Вечер у нас дома начинался с того, что, перед ужином все собирались смотреть новости по телевизору. Садились мы в кресла, и первой новостью, конечно, была: «Товарищ Тито сегодня посетил… то-то и то-то».
Доктор Липа поворачивался к Шибе и тихонько его спрашивал, подмигивая Мурату:
— Так он что, в парике ходит, что ли?
— Исмет, не провоцируй! — пытался его угомонить Шиба.
— Чего не провоцировать-то, это ж не его волосы!
— Как так не его? — вмешивалась Сенка. — Не знала я, что вы, мужчины, такие завистливые, боже ж ты мой!
— Причем тут зависть, Сенка, ну-ка, посмотри хорошенько, это ж не его волосы!
— Конечно его, просто крашеные.
— Да ты чего несешь-то? — отзывался Шиба, показывая на люстру, и было непонятно, то ли он шутит, то ли и впрямь указывает на опасность прослушивания. Был это уже не тот панический страх, как в горицких разговорах с отцом. Тогда он делал все, чтобы избежать выслушивания и даже понимания того, что произносил отец. Когда не получалось по-другому, он отцу, на середине фразы, начинал петь и не переставал, пока тот не умолкнет.
— Кто это чушь несет? — спрашивал дядя Омерица.
— Ты, Омерица!
— Да почему чушь-то, сам посуди, ну как может быть у человека его возраста ни одного седого волоска?
— Сейчас такие шампуни есть, помоешь ими голову, и седины не видать! — защищала Сенка Тито.
— То, о чем ты, Сенка, говоришь, называется хна.
— Божья матерь, мне ли не знать, что такое хна, это ж я хной голову крашу, а не ты!
— Ну так посмотри на его голову, совсем на настоящие волосы непохоже, — настаивал на своем доктор Липа.

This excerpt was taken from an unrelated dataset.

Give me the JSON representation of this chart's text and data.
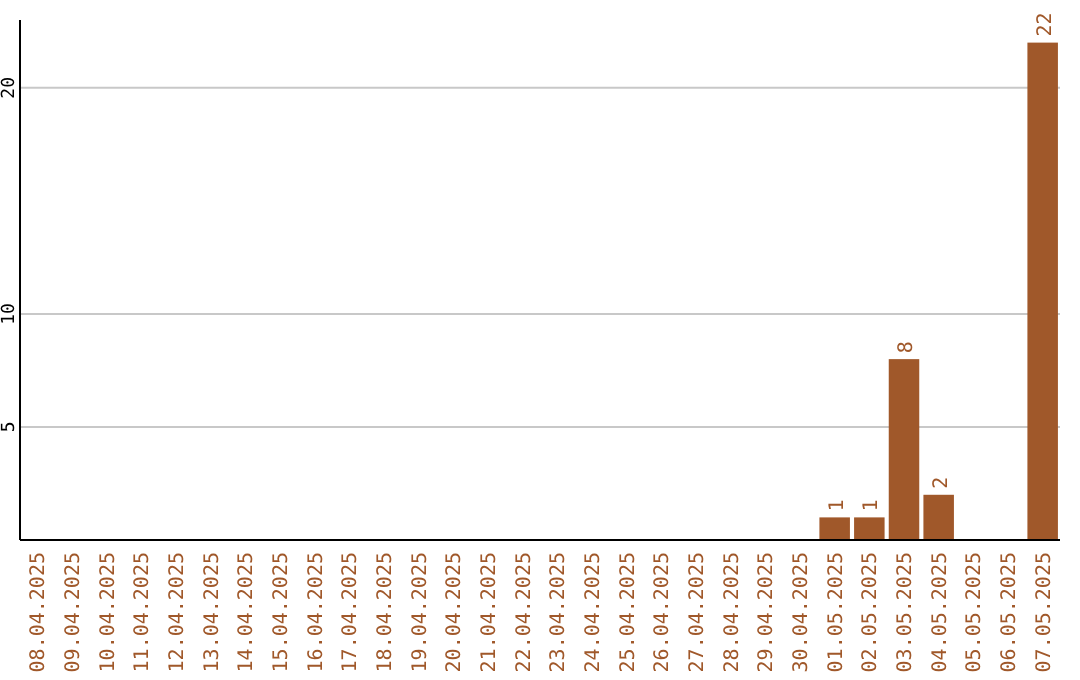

Отец мой помалкивал и в обсуждении Тито участия не принимал, что было необычно. И наконец он ворвался в разговор, внезапно и убийственно:
— Люди, правильно говорит Омерица, то, что вы видите, это не настоящие титовы волосы, он их красит гуталином!
— Чем, прости? — переспросил Шиба. — Гуталином?! Сенка, твой муж-то совсем рехнулся! — раздраженно сказал он.
— Да ты что, неужто прямо гуталином? — принялся поддакивать Омерица, помогая отцу дразнить Шибу.
— Да, дорогие мои, гуталин подходит лучше, потому что человеческие волосы это протеин, и реагируют только на сильную химию. Гуталин для здоровья безвреден, надо только с ним осторожно, чтобы не переборщить!
Отец сохранял серьезнейшее выражение лица, как Боро Тодорович в роли хулигана.
— Бога ради, Мурат, ну почему ты такой?!?
— Какой это такой? — спросил отец мою маму, с упором на «такой».
— Ну как же это так можно красить волосы кремом для обуви. Ты просто бессовестный.
И тут вмешался Шиба, так, чтобы его было слышно не только присутствующим, но и по подслушке.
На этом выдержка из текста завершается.